Students who had held the hot cup saw the person as more generous, sociable and good-natured than those who had held the cold cup -- all traits that psychologists consider part of a "warm" personality, the researchers report in Friday's edition of the journal Science. Yet there were no differences between the two groups on ratings of honesty, attractiveness or strength, traits not associated with either warm or cold personalities.
Then researchers recruited 53 different students for a second study, having them briefly hold one of those heat or ice pads sold in drugstores for pain, allegedly as part of product-testing. Really the test was which trinket the students chose as a thank you for participating: An ice-cream coupon or bottled drink for themselves, or one for a friend.
Students who held the hot pad were more likely to choose a reward for a friend, while those who held the ice pad were more likely to choose a reward for themselves.
So is the moral of the story to hand out hot drinks when you want to make a good first impression?
Not quite.

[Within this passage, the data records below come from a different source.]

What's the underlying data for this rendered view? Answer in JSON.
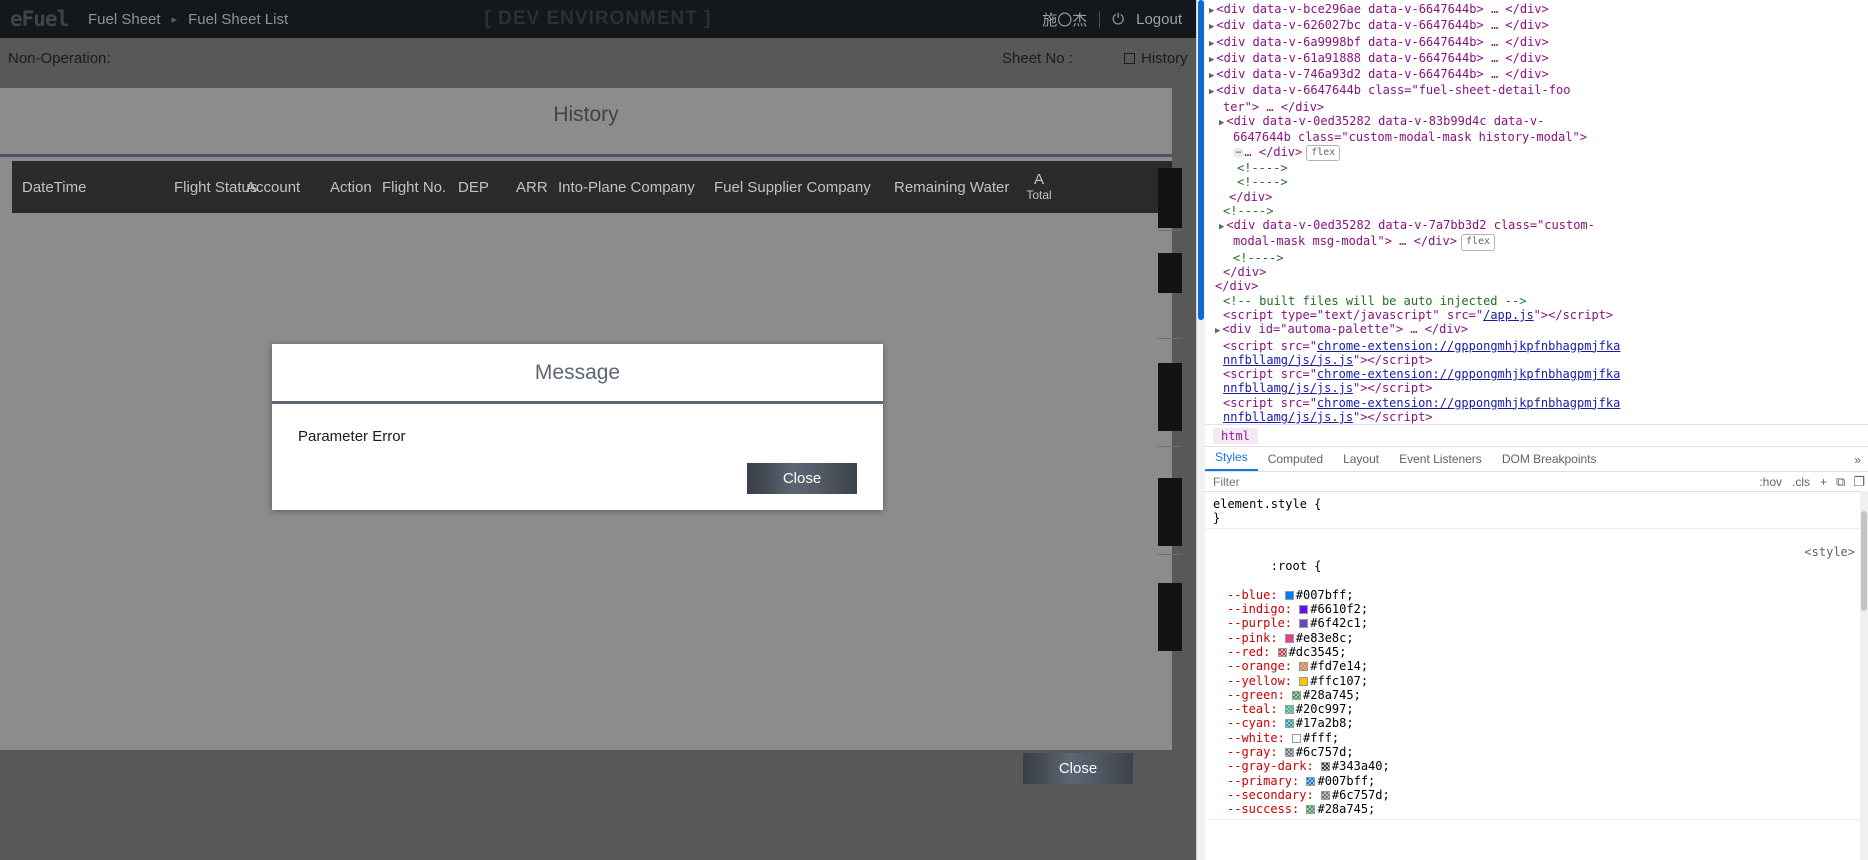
{
  "app": {
    "logo": "eFuel",
    "breadcrumb": [
      "Fuel Sheet",
      "Fuel Sheet List"
    ],
    "breadcrumb_sep": "▸",
    "env_banner": "[ DEV ENVIRONMENT ]",
    "user": "施〇杰",
    "logout": "Logout",
    "power_icon": "⏻"
  },
  "page": {
    "non_operation_label": "Non-Operation:",
    "sheet_no_label": "Sheet No :",
    "history_label": "History"
  },
  "history_modal": {
    "title": "History",
    "close_label": "Close",
    "columns": [
      "DateTime",
      "Flight Status",
      "Account",
      "Action",
      "Flight No.",
      "DEP",
      "ARR",
      "Into-Plane Company",
      "Fuel Supplier Company",
      "Remaining Water",
      "A",
      "Total"
    ]
  },
  "message_modal": {
    "title": "Message",
    "body": "Parameter Error",
    "close_label": "Close"
  },
  "devtools": {
    "breadcrumb": "html",
    "tabs": [
      "Styles",
      "Computed",
      "Layout",
      "Event Listeners",
      "DOM Breakpoints"
    ],
    "active_tab": "Styles",
    "more_tabs_icon": "»",
    "filter_placeholder": "Filter",
    "filter_value": "",
    "filter_hov": ":hov",
    "filter_cls": ".cls",
    "filter_plus": "+",
    "filter_newstyle_icon": "⧉",
    "filter_toggle_icon": "❐",
    "dom_lines": [
      "<div data-v-bce296ae data-v-6647644b> … </div>",
      "<div data-v-626027bc data-v-6647644b> … </div>",
      "<div data-v-6a9998bf data-v-6647644b> … </div>",
      "<div data-v-61a91888 data-v-6647644b> … </div>",
      "<div data-v-746a93d2 data-v-6647644b> … </div>"
    ],
    "footer_line_1": "<div data-v-6647644b class=\"fuel-sheet-detail-foo",
    "footer_line_2": "ter\"> … </div>",
    "history_line_1": "<div data-v-0ed35282 data-v-83b99d4c data-v-",
    "history_line_2": "6647644b class=\"custom-modal-mask history-modal\">",
    "history_line_3": "… </div>",
    "history_flex_badge": "flex",
    "comment_1": "<!---->",
    "comment_2": "<!---->",
    "close_div_1": "</div>",
    "comment_3": "<!---->",
    "msg_line_1": "<div data-v-0ed35282 data-v-7a7bb3d2 class=\"custom-",
    "msg_line_2": "modal-mask msg-modal\"> … </div>",
    "msg_flex_badge": "flex",
    "comment_4": "<!---->",
    "close_div_2": "</div>",
    "close_div_3": "</div>",
    "built_comment": "<!-- built files will be auto injected -->",
    "script_app_pre": "<script type=\"text/javascript\" src=\"",
    "script_app_href": "/app.js",
    "script_app_post": "\"></script>",
    "automa_line": "<div id=\"automa-palette\"> … </div>",
    "ext_pre": "<script src=\"",
    "ext_href_1": "chrome-extension://gppongmhjkpfnbhagpmjfka",
    "ext_href_2": "nnfbllamg/js/js.js",
    "ext_post": "\"></script>",
    "styles": {
      "element_style_sel": "element.style {",
      "element_style_end": "}",
      "root_sel": ":root {",
      "root_source": "<style>",
      "vars": [
        {
          "name": "--blue",
          "value": "#007bff;",
          "color": "#007bff",
          "checker": false
        },
        {
          "name": "--indigo",
          "value": "#6610f2;",
          "color": "#6610f2",
          "checker": false
        },
        {
          "name": "--purple",
          "value": "#6f42c1;",
          "color": "#6f42c1",
          "checker": false
        },
        {
          "name": "--pink",
          "value": "#e83e8c;",
          "color": "#e83e8c",
          "checker": false
        },
        {
          "name": "--red",
          "value": "#dc3545;",
          "color": "#dc3545",
          "checker": true
        },
        {
          "name": "--orange",
          "value": "#fd7e14;",
          "color": "#fd7e14",
          "checker": true
        },
        {
          "name": "--yellow",
          "value": "#ffc107;",
          "color": "#ffc107",
          "checker": false
        },
        {
          "name": "--green",
          "value": "#28a745;",
          "color": "#28a745",
          "checker": true
        },
        {
          "name": "--teal",
          "value": "#20c997;",
          "color": "#20c997",
          "checker": true
        },
        {
          "name": "--cyan",
          "value": "#17a2b8;",
          "color": "#17a2b8",
          "checker": true
        },
        {
          "name": "--white",
          "value": "#fff;",
          "color": "#ffffff",
          "checker": false
        },
        {
          "name": "--gray",
          "value": "#6c757d;",
          "color": "#6c757d",
          "checker": true
        },
        {
          "name": "--gray-dark",
          "value": "#343a40;",
          "color": "#343a40",
          "checker": true
        },
        {
          "name": "--primary",
          "value": "#007bff;",
          "color": "#007bff",
          "checker": true
        },
        {
          "name": "--secondary",
          "value": "#6c757d;",
          "color": "#6c757d",
          "checker": true
        },
        {
          "name": "--success",
          "value": "#28a745;",
          "color": "#28a745",
          "checker": true
        }
      ]
    }
  }
}
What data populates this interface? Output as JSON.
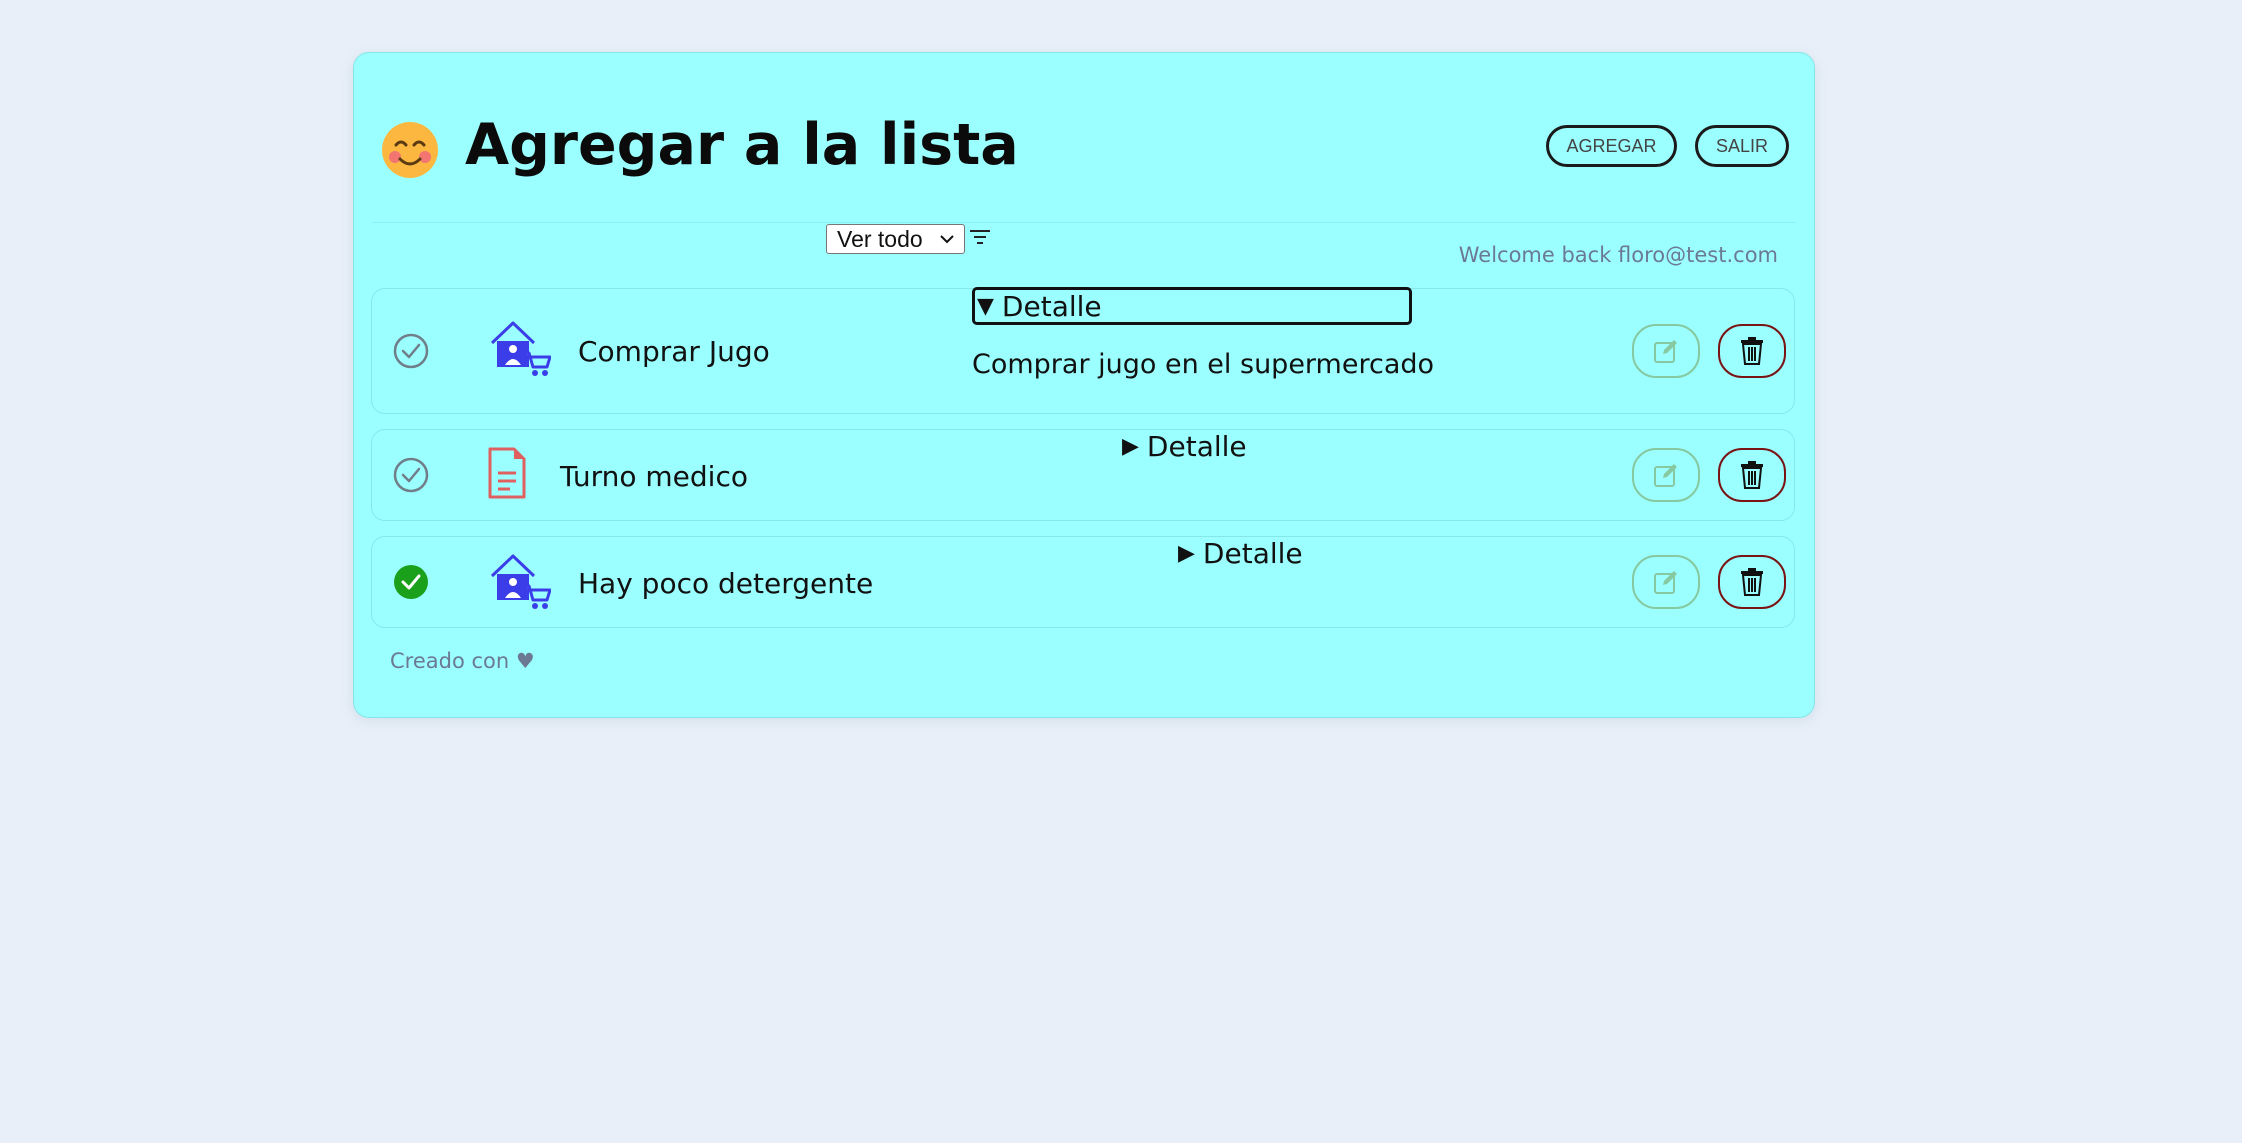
{
  "header": {
    "emoji_icon": "smiling-face-icon",
    "title": "Agregar a la lista",
    "add_button": "AGREGAR",
    "logout_button": "SALIR"
  },
  "filter": {
    "selected": "Ver todo",
    "icon": "filter-icon"
  },
  "welcome": "Welcome back floro@test.com",
  "tasks": [
    {
      "title": "Comprar Jugo",
      "category_icon": "house-cart-icon",
      "completed": false,
      "detail_label": "Detalle",
      "detail_expanded": true,
      "detail_text": "Comprar jugo en el supermercado"
    },
    {
      "title": "Turno medico",
      "category_icon": "document-icon",
      "completed": false,
      "detail_label": "Detalle",
      "detail_expanded": false
    },
    {
      "title": "Hay poco detergente",
      "category_icon": "house-cart-icon",
      "completed": true,
      "detail_label": "Detalle",
      "detail_expanded": false
    }
  ],
  "footer": "Creado con ♥",
  "colors": {
    "background": "#e8eff8",
    "card": "#9cffff",
    "completed_check": "#1aa01a",
    "category_blue": "#3b3ee8",
    "document_red": "#e06060",
    "delete_border": "#7a1414",
    "edit_border": "#86c8a0"
  }
}
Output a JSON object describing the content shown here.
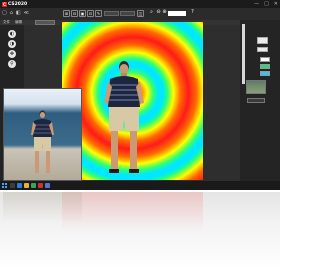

The bigger message is that very subtle cues from our environment can significantly influence behavior and feelings, said lead researcher Dr. Lawrence Williams, who conducted the study while completing his psychology graduate degree at Yale.
Physical and psychological concepts "are much more closely aligned in the mind than we have previously appreciated," said Williams, now at the University of Colorado.
Indeed, other research has found that the same brain region that processes physical temperature changes, called the insula, also processes feelings of trust and empathy associated with social warmth.
"Parts of the brain that we know process physical attributes, whether it's motor movements or physical pain -- the same circuitry more and more is seen with more mental qualities," said Dr. Caroline Zink of the National Institute of Mental Health, which funded the new research. "It's very interesting from a neuroscientist's perspective that there are those similarities."
The whole concept of social warmth is learned in infancy, Williams said. He pointed to a classic psychology study that found attachment and affection were more dependent on hugs and cuddles that happen to be physically warm than on merely ensuring a baby is fed.
As for a practical use for the finding: Those free food samples distributed in grocery stores probably entice more shoppers if they're warm, advises Williams, now an assistant marketing professor.